Expanding the social barrier: Q&A with Suicide Girls co-founder Missy Suicide

missy_suicide portrait

Online softcore gallery of punk, goth, and indie-style pin-up models, Suicide Girls (link NSFW) is a precursor to the social network of sorts. When the site launched, it was one of the first website of its kind to feature a go-to spot for people that shared common interests to communicate, meet up, and of course, ogle over uniquely beautiful girls. We sat down with Suicide Girls co-founder Missy Suicide to talk about new extensions of her website in the era of mobile apps and microblog platforms.

Digital Trends: What has the technological shift from a regular gallery website to multi-platform social network been like for Suicide Girls?

Missy Suicide: We started before Friendster, MySpace, and Facebook came about and we really wanted to create a place where friends can come together and meet one another. This was a pretty foreign concept in 2001. Now, social networks have caught on, and it’s an integral part of everyone’s lives, so we’ve expanded our presence on every social network. We have more than five million fans on Facebook, a Twitter, Instagram, and Vine community, and we really love the fact that the Internet brings people together.

Our network is a bit different in that everyone has an interest for the girls, but the barrier entry of $4 a month keeps people respectful. It keeps spammers out, and people from leaving asshat comments like they could on free social networks. We also have groups for people to come together and meet each other based on their common interests, be it animes or tattoos.

DT: We see that you’ve really taken to Vine since the service’s launch two months ago. Do you guys prefer being on Vine versus a photo-sharing network like Instagram?

Missy: Instagram is easier because you can take pics from a phone or people can send photos to you, which makes it a lot more curate-able. With Vine, things have to be so instant that it’s been a challenge. We try to do fun things like showing pics from a set and have you guess which girl it is. We’re still discovering what to do [with Vine], but the experience has been fun so far.

DT: Suicide Girls also recently launch a dating app last month. What makes Let’s Date different than other dating apps?

Missy: The dating app is so much fun, it’s so addictive. It brings a certain gamification to dating. The app just launched a new feature where, even if you aren’t look for a date yourself, you can play as a wingman.
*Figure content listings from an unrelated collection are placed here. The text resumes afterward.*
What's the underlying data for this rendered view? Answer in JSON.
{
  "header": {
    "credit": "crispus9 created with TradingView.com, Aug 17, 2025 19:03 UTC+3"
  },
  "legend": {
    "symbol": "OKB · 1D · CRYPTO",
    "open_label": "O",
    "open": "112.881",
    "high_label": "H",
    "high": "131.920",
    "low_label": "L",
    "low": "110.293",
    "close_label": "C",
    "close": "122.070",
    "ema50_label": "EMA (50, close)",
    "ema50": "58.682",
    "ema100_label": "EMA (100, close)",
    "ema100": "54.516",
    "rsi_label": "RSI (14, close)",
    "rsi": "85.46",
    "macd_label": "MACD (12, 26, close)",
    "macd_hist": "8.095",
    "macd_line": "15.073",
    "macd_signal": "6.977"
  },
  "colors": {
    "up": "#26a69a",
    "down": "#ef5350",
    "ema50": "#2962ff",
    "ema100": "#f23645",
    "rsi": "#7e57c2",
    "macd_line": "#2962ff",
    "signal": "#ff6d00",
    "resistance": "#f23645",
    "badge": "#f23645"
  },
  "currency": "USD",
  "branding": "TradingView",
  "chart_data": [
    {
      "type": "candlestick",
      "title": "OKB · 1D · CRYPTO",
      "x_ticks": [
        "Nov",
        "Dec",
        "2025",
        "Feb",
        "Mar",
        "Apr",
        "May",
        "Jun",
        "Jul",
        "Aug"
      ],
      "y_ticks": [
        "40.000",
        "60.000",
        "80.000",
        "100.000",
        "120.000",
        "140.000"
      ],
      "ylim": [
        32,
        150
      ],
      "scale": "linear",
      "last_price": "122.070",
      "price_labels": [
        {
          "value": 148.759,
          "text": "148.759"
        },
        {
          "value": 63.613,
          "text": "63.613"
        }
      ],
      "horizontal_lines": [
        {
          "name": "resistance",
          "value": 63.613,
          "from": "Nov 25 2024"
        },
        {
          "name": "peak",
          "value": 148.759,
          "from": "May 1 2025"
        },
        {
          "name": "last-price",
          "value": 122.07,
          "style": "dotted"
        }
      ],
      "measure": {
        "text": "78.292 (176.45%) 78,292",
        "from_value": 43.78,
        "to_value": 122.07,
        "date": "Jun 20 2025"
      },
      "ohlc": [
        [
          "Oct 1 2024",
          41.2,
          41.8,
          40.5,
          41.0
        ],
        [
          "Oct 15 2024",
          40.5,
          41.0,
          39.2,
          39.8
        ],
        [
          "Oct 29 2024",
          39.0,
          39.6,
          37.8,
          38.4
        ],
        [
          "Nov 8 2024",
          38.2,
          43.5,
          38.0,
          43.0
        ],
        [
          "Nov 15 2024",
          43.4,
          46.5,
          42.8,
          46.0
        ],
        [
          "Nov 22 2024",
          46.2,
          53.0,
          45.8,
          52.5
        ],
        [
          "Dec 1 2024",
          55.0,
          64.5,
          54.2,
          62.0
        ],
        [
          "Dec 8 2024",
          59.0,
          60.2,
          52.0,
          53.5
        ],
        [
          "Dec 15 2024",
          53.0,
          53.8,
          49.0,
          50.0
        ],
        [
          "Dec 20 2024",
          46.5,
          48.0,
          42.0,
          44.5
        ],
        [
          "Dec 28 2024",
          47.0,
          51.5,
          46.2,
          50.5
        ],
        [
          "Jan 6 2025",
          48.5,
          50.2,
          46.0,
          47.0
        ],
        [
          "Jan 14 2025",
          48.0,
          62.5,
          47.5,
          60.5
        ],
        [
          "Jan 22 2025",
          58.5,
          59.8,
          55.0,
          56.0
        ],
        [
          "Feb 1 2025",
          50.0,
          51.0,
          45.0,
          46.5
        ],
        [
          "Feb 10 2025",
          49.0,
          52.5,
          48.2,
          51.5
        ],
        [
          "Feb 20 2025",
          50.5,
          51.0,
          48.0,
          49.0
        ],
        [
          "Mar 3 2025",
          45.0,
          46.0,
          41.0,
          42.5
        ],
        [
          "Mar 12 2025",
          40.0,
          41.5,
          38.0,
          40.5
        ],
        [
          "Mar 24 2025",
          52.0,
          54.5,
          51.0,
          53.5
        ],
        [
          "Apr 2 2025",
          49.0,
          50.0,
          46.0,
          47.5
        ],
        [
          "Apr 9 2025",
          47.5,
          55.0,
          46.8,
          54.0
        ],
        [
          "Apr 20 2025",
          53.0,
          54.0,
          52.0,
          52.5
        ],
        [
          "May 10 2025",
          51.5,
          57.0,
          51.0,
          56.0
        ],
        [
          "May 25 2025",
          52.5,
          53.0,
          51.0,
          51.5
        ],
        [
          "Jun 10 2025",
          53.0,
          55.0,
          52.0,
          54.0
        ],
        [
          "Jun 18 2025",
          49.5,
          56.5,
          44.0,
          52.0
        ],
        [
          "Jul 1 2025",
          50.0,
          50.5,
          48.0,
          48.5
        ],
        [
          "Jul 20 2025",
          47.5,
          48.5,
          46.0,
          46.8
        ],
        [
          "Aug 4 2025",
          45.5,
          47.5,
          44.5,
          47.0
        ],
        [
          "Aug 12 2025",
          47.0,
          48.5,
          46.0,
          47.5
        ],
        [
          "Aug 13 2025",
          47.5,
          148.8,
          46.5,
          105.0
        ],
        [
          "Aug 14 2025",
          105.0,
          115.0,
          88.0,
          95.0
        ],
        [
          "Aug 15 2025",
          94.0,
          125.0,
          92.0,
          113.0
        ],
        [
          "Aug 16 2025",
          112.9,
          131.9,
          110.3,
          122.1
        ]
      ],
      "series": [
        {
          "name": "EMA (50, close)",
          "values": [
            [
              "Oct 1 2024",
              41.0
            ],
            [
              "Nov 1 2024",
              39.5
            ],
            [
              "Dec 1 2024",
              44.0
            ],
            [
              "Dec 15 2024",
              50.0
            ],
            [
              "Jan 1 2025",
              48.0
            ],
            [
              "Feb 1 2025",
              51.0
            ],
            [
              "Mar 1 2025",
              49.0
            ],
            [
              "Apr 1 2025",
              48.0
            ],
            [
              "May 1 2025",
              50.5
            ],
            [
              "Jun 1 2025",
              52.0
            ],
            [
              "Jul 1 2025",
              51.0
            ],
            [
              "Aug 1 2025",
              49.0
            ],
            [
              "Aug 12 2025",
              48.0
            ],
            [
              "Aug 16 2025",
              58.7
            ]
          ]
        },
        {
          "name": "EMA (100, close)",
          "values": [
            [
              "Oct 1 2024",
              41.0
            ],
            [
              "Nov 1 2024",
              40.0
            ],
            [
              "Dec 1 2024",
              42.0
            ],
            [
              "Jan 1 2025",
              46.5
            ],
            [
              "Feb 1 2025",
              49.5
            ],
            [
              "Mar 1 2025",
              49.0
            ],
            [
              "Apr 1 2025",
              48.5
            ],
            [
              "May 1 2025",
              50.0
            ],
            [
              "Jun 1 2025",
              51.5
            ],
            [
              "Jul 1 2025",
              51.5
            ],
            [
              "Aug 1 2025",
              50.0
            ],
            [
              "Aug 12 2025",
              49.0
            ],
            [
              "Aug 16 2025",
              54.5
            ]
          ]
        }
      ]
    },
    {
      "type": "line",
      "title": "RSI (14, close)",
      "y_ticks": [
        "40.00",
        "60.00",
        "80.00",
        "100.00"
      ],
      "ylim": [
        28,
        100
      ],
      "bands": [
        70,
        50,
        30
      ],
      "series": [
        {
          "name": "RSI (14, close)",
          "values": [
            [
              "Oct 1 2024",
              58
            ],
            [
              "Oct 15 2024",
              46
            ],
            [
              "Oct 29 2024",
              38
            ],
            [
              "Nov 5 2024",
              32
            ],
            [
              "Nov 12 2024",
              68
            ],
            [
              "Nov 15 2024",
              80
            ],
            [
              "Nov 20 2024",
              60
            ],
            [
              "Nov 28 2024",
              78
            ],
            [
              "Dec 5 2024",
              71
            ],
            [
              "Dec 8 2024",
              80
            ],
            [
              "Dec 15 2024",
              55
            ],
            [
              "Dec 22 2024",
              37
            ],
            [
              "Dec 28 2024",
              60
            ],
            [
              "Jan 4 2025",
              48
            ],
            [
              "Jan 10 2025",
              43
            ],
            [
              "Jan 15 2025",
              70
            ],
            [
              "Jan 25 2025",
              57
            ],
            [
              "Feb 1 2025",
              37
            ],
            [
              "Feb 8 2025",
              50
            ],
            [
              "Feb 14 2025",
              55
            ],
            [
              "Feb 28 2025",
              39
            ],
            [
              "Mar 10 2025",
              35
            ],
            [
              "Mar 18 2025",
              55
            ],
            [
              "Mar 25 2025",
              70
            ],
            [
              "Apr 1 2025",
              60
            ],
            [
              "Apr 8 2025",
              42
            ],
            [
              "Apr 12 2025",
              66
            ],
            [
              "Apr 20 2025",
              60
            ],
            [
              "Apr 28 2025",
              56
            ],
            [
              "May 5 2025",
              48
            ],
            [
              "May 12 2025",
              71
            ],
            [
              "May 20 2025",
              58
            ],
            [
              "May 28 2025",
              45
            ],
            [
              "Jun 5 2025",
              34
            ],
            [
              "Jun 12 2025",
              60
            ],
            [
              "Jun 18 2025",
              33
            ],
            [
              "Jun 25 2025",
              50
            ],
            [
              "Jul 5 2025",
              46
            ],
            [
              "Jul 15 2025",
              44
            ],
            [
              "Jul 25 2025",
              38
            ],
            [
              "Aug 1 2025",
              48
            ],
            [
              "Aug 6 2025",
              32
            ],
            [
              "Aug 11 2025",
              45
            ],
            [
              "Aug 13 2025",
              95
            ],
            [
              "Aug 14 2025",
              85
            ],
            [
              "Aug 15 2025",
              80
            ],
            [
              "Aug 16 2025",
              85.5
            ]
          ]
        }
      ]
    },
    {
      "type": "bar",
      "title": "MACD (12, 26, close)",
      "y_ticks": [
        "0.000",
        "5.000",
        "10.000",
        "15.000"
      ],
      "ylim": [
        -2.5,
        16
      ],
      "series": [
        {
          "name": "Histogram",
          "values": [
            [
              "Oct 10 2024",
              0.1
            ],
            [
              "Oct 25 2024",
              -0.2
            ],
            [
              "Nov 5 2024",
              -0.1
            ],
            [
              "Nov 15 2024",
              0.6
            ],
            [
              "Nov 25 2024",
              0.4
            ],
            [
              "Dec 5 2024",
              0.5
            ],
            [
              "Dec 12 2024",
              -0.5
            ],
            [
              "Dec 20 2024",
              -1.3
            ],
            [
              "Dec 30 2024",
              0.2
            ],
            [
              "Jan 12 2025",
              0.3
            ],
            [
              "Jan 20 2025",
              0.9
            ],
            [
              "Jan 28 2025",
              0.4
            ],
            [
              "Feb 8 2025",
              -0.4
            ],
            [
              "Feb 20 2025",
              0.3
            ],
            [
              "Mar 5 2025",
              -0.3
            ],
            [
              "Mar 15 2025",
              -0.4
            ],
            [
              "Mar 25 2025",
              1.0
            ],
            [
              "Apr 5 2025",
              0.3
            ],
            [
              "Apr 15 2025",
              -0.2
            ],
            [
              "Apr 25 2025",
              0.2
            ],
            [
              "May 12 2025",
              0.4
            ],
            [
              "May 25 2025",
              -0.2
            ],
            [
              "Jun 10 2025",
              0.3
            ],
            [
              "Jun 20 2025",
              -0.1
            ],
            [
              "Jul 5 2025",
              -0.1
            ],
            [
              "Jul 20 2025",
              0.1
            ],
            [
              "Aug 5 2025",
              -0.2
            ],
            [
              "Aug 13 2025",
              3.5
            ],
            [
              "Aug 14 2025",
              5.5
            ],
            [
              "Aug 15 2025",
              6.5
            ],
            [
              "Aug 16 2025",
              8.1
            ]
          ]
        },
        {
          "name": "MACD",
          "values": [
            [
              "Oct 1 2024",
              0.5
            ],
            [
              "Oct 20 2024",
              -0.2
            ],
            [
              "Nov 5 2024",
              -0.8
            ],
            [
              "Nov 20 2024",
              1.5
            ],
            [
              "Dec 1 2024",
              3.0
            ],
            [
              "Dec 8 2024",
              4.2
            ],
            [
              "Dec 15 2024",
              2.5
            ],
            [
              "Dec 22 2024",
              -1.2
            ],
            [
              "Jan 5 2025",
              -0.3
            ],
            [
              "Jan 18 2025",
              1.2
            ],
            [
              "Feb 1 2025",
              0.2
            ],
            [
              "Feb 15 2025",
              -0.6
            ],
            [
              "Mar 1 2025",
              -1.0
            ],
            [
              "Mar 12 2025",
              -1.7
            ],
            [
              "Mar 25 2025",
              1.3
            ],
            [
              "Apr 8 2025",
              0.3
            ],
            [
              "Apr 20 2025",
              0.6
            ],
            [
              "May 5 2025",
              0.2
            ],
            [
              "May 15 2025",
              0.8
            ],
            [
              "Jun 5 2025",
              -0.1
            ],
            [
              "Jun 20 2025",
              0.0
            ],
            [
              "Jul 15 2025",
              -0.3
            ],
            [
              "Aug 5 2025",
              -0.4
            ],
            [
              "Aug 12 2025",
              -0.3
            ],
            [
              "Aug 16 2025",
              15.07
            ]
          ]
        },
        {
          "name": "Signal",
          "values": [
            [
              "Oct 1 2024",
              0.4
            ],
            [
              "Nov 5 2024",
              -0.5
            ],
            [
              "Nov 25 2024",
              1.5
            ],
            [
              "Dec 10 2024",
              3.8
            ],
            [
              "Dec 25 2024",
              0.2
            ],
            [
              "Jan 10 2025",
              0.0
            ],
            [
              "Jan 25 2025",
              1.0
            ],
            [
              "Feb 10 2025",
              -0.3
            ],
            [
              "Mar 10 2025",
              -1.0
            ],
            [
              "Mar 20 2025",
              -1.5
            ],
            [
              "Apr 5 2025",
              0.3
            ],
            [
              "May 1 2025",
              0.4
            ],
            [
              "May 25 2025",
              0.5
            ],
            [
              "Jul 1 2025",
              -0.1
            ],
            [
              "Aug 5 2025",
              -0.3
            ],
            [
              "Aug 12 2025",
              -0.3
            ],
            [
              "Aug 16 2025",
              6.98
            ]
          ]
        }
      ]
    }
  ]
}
You can recommend girls to friends and hook things up. It’s also the only app where you can give it feedback by saying “No thanks” to some of the girls, cross off things you don’t like from their profiles, and it will learn to provide better results.

DT: Suicide Girls is having a SXSW party tomorrow, and you’re going to be casting new model hopefuls. What advice do you have for girls who are about to grace every bit of your social network presence?

Missy: Be confident and comfortable with who you are. You shouldn’t be afraid of being out there. A lot of the Suicide Girls are role models for women around the world. I get emails everyday from women saying they didn’t feel beautiful until they saw a pic of a Suicide Girl. The unconventional beauty and inspiration is something they don’t think about before they consider becoming our model. You have the ability to change lives by being role models people can look up to. I don’t know if that’s more pressure or less.